La coquette connaissait bien la puissance de ses yeux quand ils étaient noyés de pleurs.

— Eh ! bien, dit-il hors de lui, prends ma vie, mais sèche tes larmes !

— Oh ! mon amour, s’écria-t-elle d’une voix étouffée, voici les paroles, l’accent et le regard que j’attendais, pour préférer ton bonheur au mien ! Mais, monsieur, reprit-elle, je vous demande une dernière preuve de votre affection, que vous dites si grande. Je ne veux rester ici que le temps nécessaire pour y bien faire savoir que vous êtes à moi. Je ne prendrais même pas un verre d’eau dans la maison où demeure une femme qui deux fois a tenté de me tuer, qui complote peut-être encore quelque trahison contre nous, et qui dans ce moment nous écoute, ajouta-t-elle en montrant du doigt au marquis les plis flottants de la robe de madame du Gua. Puis, elle essuya ses larmes, se pencha jusqu’à l’oreille du jeune chef qui tressaillit en se sentant caresser par la douce moiteur de son haleine. — Préparez tout pour notre départ, dit-elle, vous me reconduirez à Fougères, et là seulement vous saurez bien si je vous aime ! Pour la seconde fois, je me fie à vous. Vous fierez-vous une seconde fois à moi ?
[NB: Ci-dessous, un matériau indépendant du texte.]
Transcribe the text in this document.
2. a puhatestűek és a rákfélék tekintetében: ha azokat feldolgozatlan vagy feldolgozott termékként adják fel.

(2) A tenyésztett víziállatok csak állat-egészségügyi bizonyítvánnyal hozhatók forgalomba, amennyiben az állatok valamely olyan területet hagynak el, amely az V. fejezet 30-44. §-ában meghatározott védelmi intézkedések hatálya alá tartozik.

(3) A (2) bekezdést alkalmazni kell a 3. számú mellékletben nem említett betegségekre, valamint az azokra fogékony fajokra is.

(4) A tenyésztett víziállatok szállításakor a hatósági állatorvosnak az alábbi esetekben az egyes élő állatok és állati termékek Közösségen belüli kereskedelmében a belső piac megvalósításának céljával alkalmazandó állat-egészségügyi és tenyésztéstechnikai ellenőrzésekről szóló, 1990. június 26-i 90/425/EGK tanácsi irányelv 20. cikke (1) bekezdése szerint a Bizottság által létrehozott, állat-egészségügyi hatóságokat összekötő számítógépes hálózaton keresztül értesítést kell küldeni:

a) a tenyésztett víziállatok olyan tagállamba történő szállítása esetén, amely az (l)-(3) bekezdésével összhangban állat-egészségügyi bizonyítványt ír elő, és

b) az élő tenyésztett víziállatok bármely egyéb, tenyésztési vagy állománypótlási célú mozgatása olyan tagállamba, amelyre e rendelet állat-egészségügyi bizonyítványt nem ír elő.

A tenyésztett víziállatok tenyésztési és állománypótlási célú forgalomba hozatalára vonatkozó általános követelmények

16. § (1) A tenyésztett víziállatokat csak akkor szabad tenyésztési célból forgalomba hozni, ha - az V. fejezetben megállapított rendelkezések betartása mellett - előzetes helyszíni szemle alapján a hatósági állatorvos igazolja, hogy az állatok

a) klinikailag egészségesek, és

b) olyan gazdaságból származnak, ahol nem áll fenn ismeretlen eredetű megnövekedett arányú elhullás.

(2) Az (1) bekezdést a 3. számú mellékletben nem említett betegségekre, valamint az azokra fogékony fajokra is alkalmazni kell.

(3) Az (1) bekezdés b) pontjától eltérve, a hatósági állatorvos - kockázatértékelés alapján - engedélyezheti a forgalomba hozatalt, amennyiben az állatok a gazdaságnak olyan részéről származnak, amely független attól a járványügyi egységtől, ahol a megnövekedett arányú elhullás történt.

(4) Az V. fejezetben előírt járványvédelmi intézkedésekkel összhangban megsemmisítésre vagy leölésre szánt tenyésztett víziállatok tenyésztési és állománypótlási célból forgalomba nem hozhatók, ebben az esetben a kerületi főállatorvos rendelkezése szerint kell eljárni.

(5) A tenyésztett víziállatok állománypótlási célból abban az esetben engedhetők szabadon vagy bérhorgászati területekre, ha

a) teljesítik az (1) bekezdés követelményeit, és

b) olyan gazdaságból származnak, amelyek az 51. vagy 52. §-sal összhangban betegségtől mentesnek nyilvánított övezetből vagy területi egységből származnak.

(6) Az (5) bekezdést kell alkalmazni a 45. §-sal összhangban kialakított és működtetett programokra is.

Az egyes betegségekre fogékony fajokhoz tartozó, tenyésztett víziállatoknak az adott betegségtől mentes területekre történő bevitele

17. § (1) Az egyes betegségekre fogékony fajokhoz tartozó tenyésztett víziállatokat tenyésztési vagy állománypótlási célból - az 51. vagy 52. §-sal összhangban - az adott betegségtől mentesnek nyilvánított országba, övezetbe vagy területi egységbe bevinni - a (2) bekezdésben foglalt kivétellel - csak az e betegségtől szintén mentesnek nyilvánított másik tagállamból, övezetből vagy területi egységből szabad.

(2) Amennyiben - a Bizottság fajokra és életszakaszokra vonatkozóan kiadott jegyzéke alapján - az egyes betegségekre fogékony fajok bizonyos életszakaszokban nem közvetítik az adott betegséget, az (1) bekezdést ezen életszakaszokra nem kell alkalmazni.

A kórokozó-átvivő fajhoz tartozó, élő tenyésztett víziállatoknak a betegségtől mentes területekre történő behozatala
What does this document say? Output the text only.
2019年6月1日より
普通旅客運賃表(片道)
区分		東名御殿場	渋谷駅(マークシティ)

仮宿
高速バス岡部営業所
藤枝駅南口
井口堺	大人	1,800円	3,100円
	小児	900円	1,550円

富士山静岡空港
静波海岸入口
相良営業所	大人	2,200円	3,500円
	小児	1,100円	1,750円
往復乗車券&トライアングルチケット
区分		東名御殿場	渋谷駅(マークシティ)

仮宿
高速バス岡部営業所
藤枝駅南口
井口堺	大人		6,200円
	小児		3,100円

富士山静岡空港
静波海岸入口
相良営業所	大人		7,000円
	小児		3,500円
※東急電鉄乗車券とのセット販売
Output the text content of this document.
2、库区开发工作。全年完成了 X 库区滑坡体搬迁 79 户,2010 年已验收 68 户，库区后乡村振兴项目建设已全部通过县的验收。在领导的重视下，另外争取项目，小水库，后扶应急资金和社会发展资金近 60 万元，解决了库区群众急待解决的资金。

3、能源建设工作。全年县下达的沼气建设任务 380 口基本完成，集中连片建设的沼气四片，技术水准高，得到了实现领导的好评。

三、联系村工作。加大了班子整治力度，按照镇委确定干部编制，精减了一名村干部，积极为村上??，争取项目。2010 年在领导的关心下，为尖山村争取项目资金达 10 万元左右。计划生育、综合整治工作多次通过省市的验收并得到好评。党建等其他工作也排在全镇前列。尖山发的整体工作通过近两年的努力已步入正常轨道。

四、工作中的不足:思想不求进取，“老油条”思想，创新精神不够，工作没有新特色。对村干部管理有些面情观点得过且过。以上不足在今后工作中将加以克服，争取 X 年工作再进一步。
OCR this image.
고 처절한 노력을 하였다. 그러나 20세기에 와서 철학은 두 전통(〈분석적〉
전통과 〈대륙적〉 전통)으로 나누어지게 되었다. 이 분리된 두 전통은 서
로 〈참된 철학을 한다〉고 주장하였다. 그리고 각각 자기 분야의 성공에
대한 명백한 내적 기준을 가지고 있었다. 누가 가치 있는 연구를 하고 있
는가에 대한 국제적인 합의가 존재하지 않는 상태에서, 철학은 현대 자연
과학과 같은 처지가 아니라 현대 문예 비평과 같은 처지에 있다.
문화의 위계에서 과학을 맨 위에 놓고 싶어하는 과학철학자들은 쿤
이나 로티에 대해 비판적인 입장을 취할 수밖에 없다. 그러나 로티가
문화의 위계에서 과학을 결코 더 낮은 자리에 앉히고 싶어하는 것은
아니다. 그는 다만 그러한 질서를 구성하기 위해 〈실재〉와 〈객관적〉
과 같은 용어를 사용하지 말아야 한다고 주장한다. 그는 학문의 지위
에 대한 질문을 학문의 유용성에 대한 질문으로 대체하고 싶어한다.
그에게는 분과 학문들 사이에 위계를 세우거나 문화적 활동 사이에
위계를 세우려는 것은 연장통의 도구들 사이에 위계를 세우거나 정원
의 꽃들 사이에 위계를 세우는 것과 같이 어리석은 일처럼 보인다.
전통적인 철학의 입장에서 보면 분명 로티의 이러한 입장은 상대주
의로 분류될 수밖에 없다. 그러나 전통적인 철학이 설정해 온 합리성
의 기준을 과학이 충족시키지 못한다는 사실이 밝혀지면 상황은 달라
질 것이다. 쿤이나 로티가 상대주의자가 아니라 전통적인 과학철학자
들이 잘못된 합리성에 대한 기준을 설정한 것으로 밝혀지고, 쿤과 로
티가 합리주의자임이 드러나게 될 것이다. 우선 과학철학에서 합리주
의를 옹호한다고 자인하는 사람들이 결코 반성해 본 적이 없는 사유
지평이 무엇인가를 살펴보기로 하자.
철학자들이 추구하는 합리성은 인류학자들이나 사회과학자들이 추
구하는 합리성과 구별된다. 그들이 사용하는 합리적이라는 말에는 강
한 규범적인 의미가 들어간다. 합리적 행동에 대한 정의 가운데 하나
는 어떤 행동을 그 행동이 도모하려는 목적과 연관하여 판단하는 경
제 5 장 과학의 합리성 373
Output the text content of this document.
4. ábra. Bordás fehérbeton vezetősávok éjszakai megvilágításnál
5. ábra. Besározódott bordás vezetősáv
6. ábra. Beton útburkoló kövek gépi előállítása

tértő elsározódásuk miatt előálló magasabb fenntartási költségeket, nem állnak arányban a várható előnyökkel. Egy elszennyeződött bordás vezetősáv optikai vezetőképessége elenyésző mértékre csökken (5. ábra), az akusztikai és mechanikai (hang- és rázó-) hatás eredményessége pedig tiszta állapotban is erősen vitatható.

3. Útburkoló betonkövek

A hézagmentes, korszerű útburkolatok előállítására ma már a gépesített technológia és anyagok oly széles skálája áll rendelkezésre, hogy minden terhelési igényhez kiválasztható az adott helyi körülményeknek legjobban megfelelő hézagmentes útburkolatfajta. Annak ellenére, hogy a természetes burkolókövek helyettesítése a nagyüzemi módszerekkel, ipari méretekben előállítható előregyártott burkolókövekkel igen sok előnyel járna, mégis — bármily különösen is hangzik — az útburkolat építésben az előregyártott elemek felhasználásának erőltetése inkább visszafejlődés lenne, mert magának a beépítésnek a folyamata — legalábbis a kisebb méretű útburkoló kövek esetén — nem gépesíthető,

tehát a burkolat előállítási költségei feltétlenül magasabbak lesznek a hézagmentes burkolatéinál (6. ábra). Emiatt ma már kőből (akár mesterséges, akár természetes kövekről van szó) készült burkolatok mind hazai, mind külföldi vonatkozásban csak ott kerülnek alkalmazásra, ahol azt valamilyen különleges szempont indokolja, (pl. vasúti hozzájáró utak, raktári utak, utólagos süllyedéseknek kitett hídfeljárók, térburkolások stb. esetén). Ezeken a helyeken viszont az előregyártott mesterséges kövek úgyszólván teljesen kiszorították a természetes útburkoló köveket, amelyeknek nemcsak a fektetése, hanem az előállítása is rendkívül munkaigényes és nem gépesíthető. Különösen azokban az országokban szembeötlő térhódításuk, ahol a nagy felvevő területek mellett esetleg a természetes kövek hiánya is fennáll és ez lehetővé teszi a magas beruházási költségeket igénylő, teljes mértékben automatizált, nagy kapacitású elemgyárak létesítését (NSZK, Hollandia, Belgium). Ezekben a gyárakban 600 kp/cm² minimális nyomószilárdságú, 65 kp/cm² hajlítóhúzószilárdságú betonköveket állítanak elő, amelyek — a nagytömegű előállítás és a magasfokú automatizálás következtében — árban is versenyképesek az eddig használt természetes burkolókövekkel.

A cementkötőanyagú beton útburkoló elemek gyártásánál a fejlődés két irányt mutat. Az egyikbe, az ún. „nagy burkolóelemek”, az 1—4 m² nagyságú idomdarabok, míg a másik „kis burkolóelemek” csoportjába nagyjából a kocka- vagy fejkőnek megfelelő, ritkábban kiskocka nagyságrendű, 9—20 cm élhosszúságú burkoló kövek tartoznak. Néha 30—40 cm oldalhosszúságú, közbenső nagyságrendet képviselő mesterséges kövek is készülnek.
— Ah ! Marie, vous m’avez amené au point de ne plus savoir ce que je fais ! je suis enivré par vos paroles, par vos regards, par vous enfin, et suis prêt à vous satisfaire.

— Hé ! bien, rendez-moi, pendant un moment, bien heureuse ! Faites-moi jouir du seul triomphe que j’aie désiré. Je veux respirer en plein air, dans la vie que j’ai rêvée, et me repaître de mes illusions avant qu’elles ne se dissipent. Allons, venez, et dansez avec moi.